60. We do not wish to underestimate how traumatic Mrs D’s sudden deterioration was for Mrs E and the rest of the family. We hope we have helped to assure Mrs E that having considered all the information, we are satisfied the Trust acted within the guidelines and the discharge plan took Mrs D’s circumstances into account.
Communication needs
61. Mrs E complained the discharge plan did not take into account Mrs D’s recent stroke. She said Mrs D was not able to communicate to nursing home staff her needs in relation to her diabetes.
62. NICE guidance on end-of-life care says healthcare professionals should ensure they have a ‘shared understanding’ of a person’s needs.

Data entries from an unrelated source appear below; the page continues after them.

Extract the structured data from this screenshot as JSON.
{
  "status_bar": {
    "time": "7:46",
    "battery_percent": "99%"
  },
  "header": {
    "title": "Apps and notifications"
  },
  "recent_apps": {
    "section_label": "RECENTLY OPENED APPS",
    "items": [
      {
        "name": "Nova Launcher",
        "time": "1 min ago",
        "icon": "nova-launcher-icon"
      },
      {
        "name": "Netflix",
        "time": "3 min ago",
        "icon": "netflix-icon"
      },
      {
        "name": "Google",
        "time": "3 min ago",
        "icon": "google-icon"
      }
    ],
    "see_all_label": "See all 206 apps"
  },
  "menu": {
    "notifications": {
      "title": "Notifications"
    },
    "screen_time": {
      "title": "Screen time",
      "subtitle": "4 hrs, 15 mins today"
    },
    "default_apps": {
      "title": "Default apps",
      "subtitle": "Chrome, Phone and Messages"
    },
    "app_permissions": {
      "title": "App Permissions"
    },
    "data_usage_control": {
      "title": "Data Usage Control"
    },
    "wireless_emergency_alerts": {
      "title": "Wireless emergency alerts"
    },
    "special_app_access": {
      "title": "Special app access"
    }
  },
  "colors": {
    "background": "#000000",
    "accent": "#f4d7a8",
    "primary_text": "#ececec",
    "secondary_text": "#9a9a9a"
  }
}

63. Mrs D had severe expressive dysphagia (difficulty expressing what she needed to say) and was not able to communicate. The discharge plan gave instructions to the nursing home staff. Our endocrinology adviser said it did not place any expectation on Mrs D to communicate her own needs.

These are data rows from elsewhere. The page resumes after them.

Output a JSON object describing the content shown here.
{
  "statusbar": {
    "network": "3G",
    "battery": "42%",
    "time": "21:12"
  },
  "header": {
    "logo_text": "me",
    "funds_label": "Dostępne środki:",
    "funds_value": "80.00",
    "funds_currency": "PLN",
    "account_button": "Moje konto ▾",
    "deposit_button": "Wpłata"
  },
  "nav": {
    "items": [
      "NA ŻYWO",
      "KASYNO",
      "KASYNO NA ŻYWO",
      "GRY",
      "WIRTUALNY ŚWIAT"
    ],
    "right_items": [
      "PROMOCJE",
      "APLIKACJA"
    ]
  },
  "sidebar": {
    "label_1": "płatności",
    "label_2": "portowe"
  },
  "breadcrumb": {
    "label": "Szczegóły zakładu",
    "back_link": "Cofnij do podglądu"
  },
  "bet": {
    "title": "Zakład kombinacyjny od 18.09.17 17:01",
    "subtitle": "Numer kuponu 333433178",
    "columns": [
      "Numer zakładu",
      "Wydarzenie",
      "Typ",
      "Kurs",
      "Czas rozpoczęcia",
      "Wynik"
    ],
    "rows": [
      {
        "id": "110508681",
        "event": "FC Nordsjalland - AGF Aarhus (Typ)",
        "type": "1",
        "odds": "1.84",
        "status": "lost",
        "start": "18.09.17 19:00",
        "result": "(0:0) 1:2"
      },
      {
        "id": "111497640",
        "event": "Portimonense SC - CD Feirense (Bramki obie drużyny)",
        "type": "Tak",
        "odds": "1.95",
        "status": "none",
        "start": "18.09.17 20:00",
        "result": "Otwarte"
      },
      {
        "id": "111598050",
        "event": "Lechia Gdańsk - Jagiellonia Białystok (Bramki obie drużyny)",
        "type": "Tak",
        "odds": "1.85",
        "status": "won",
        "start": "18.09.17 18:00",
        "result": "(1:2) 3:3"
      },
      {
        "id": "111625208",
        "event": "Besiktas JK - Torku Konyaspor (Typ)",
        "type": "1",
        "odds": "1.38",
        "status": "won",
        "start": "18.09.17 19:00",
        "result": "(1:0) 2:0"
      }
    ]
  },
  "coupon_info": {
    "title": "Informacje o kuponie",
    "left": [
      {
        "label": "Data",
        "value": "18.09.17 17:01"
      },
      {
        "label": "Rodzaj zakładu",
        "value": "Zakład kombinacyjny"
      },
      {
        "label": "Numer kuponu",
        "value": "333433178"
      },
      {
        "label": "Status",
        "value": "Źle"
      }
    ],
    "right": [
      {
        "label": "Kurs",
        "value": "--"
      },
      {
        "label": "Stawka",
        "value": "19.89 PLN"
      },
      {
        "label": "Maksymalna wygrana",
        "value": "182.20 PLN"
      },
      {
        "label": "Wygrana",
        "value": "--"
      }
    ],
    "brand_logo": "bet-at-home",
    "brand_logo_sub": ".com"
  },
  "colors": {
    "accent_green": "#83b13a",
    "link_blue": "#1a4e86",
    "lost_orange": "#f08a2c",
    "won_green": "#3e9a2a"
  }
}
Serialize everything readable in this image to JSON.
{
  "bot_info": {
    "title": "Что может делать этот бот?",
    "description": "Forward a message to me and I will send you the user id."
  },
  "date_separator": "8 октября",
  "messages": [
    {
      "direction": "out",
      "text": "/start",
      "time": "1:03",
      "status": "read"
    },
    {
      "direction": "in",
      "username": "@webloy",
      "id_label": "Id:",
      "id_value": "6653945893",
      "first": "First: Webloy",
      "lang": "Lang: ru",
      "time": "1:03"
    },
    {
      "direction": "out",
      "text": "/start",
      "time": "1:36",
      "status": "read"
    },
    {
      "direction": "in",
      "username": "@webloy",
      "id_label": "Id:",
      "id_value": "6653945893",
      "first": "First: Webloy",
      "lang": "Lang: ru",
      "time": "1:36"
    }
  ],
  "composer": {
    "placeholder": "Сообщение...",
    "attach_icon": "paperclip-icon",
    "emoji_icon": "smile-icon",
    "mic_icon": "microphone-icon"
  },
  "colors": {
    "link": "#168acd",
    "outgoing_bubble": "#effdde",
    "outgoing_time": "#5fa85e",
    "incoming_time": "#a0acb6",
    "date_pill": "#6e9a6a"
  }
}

64. We consider the evidence suggests the discharge plan was appropriate in relation to Mrs D’s communication needs. We hope Mrs E feels assured in our view that we have seen no failings for this part of the complaint.
Our findings on the complaint about the Home
65. The NMC Code sets out what nurses (and nursing associates) must do to make sure their practice does not put patients at risk. The Code says nurses ‘must accurately identify, observe, and assess signs of normal or worsening physical health in the person receiving care’.
66. The Trust’s discharge plan instructed nursing home staff to check Mrs D’s blood sugar once a day before her evening insulin dose.
67. The records show the Home checked Mrs D’s blood sugar at 6pm on 12 February followed by 18 units of insulin. On 13 February, the Home checked Mrs D’s blood sugar at 5:45pm followed by 18 units of insulin.
68. Our nursing adviser said the Home monitored Mrs D’s blood sugar according to the discharge letter from the hospital and administered the insulin as prescribed.
69. On 14 February, the records show the Home checked Mrs D’s blood sugar at 3:40pm because she had not eaten her lunch and had vomited. The records show her blood sugar was too high for the device to read.
70. We can see the Home immediately gave Mrs D 18 units of insulin and called the Trust’s Community Specialist Practitioner (CSP). The records show the CSP arrived within 30 minutes and identified that Mrs D could be suffering from DKA.
71. We consider the nursing staff at the Home acted in line with The Code. The evidence shows the nursing staff followed the instructions on Mrs D’s discharge plan and should not have done more to monitor her blood sugar. When Mrs D’s blood sugar was very high, staff identified this and flagged this with the CSP at the earliest opportunity.
72. We recognise how distressing this situation was for Mrs E and her family. We hope our work has helped to assure her that the Home did everything it should have for Mrs D during her short stay.
73. We fully empathise with how Mrs E and her family’s life has been affected by Mrs D’s sad death and thank her for sharing her experience with us.